Affected assets
Bitcoincryptocurrenciesrisk assets
Event summary
President Donald Trump announced plans to raise global tariffs to 15%, triggering a 5% decline in Bitcoin and broader risk-off sentiment across financial markets. This macro-driven correction, combined with geopolitical concerns, dominated February's cryptocurrency sell-off.
Rationale
Trump's announcement of 15% global tariffs under Section 122 triggered a 5% Bitcoin decline and risk-off sentiment in financial markets.[event] The tariffs, effective February 24, 2026, for 150 days, heighten trade uncertainty impacting crypto as a risk asset.
Analysis
- Why it matters now: Trump's 15% global tariff plans, enacted via temporary Section 122 (effective 10% now, 15% threatened), heighten trade tensions post-Supreme Court block, fueling risk-off moves like Bitcoin's 5% drop.

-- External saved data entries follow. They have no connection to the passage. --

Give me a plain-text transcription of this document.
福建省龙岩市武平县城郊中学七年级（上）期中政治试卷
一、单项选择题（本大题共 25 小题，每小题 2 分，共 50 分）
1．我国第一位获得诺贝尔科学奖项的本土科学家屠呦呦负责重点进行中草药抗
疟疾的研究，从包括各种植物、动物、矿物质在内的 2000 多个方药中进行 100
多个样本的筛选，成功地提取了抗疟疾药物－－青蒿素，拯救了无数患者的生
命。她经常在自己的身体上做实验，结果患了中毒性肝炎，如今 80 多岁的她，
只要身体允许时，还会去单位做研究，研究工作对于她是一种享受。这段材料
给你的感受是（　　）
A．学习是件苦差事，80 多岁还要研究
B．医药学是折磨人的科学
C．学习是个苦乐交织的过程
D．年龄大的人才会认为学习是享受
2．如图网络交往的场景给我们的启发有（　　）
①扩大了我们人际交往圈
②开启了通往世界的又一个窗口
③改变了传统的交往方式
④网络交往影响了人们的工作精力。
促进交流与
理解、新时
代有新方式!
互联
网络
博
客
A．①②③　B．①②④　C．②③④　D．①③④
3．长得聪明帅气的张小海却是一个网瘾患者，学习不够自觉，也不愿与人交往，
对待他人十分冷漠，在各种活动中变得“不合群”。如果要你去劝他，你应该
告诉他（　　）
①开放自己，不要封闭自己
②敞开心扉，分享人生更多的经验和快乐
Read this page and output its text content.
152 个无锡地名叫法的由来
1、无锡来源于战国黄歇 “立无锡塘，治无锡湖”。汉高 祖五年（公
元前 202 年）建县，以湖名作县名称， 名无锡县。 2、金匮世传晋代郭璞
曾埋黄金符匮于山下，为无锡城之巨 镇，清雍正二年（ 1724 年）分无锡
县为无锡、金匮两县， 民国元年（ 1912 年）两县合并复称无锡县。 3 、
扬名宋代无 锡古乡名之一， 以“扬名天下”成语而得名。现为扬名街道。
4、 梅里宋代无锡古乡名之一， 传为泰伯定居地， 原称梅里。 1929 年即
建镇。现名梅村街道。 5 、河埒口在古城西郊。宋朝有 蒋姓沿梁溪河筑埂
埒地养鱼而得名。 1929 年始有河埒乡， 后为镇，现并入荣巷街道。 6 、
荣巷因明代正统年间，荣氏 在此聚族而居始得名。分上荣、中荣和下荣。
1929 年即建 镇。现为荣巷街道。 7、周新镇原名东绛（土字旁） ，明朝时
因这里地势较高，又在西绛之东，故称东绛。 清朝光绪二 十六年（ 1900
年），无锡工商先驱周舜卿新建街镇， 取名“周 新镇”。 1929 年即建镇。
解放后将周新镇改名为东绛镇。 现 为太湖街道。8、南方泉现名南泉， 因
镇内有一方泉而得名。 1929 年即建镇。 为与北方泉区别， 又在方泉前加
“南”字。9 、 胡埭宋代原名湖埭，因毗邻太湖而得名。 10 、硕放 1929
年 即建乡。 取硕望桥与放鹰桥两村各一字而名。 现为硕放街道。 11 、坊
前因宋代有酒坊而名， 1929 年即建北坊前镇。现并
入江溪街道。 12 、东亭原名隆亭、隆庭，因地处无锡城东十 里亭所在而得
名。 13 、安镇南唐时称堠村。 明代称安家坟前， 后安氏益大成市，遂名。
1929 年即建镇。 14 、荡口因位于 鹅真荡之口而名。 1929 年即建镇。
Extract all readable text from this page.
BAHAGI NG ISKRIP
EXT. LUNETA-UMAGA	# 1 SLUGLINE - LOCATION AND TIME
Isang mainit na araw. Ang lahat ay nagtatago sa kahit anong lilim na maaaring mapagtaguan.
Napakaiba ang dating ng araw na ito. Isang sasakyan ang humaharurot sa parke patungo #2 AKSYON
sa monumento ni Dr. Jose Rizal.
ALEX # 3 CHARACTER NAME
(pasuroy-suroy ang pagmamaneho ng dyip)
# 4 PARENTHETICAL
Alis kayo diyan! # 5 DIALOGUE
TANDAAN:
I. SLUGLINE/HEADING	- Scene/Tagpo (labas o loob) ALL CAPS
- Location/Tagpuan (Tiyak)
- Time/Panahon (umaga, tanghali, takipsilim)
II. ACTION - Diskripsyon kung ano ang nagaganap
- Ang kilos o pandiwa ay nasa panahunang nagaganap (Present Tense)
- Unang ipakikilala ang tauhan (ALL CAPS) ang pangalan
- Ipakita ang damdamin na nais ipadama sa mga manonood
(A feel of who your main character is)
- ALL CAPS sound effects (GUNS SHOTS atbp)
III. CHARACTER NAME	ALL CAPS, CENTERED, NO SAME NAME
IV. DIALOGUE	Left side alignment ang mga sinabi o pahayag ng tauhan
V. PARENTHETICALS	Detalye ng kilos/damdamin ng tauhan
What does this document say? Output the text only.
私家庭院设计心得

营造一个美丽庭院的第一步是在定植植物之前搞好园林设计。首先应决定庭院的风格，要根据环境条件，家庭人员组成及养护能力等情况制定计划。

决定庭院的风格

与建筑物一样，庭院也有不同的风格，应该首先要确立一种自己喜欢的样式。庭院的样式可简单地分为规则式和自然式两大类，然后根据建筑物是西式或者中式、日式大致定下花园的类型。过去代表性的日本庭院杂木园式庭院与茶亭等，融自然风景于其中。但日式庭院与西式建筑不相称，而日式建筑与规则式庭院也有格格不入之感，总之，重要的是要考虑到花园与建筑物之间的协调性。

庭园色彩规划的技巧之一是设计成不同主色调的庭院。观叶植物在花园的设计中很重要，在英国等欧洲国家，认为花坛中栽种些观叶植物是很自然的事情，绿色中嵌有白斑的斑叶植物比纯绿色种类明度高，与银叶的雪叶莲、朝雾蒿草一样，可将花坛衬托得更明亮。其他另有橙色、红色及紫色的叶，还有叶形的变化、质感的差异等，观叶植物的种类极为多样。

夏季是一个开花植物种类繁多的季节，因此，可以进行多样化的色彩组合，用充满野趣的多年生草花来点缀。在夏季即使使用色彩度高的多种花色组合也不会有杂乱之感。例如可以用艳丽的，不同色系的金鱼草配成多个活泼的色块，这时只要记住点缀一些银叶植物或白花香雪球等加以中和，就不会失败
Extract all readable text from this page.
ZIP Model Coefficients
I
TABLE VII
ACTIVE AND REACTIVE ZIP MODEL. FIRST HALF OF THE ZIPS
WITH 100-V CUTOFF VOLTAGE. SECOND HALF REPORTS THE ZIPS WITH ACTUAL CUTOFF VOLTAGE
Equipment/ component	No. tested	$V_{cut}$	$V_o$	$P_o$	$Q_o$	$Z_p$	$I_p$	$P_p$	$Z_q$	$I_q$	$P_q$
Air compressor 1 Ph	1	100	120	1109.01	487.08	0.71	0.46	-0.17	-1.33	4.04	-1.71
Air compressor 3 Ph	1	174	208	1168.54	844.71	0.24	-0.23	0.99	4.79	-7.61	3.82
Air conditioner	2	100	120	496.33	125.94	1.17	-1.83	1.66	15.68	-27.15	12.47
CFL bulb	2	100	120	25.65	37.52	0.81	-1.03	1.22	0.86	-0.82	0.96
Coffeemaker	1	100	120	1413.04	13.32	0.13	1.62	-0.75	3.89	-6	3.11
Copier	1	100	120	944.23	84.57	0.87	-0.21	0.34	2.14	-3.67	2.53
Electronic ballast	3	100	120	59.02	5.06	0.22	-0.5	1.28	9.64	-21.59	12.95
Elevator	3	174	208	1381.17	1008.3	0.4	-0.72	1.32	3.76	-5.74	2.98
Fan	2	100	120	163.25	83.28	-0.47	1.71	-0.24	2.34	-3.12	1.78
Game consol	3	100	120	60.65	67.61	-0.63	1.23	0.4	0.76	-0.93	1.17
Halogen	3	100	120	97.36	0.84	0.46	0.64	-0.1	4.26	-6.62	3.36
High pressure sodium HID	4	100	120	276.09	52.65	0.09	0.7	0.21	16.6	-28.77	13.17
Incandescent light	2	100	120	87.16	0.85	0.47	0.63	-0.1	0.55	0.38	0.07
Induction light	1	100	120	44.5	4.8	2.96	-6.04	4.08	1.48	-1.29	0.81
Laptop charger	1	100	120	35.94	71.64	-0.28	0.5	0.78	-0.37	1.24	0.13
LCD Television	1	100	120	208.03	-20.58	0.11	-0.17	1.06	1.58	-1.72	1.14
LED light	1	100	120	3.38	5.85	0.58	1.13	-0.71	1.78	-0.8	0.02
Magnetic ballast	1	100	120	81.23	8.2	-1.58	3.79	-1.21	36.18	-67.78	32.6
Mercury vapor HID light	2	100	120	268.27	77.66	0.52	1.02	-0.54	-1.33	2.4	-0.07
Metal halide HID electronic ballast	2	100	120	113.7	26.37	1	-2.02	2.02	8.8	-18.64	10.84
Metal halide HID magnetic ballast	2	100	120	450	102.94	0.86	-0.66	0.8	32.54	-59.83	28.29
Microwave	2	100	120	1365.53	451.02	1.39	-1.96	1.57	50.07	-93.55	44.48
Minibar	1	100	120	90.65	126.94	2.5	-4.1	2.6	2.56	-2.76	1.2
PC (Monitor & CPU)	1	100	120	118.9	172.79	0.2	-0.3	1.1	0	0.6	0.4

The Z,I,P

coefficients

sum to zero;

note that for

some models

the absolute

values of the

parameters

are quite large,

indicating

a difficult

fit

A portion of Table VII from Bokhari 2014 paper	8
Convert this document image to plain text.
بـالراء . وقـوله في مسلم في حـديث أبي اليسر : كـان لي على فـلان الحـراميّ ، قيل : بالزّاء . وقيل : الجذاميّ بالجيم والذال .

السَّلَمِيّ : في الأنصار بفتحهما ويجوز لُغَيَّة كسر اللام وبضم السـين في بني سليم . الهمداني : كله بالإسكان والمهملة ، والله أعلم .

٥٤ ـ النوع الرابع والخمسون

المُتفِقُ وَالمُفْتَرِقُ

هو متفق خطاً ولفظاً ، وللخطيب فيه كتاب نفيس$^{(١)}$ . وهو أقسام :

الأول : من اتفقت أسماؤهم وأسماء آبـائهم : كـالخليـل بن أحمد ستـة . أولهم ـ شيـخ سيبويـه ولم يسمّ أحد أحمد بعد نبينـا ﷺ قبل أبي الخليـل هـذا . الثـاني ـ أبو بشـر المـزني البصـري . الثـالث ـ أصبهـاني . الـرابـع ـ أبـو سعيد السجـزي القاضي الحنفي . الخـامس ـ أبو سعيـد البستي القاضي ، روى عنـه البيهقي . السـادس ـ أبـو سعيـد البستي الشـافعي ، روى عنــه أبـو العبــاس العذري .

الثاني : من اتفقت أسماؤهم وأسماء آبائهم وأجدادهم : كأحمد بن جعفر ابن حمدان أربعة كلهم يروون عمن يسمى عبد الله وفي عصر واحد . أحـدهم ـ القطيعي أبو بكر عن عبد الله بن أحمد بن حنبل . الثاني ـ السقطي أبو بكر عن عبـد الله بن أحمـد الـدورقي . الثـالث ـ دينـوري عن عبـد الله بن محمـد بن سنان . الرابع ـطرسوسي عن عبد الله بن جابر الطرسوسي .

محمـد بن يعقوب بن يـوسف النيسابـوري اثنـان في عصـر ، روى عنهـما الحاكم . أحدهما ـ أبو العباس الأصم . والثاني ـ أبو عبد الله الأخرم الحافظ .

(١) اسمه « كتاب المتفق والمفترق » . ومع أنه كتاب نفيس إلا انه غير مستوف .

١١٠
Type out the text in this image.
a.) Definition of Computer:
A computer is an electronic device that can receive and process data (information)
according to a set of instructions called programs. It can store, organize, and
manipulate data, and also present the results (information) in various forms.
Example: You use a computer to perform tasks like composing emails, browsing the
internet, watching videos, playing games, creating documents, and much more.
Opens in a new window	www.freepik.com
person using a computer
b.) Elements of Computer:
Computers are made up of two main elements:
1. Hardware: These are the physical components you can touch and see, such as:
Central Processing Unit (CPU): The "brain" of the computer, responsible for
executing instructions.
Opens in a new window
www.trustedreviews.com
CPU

- Short-term reaction: Likely continued sell-off in risk assets amid uncertainty.
- Medium-term implications: Potential unemployment rise, slower growth if extended beyond 150 days.
- Assets benefiting: US producers in exempted sectors (e.g., energy, ag).
- Assets at risk: Imports-heavy crypto, equities, global commodities.
- Key uncertainty: Congressional extension vs. expiration in July.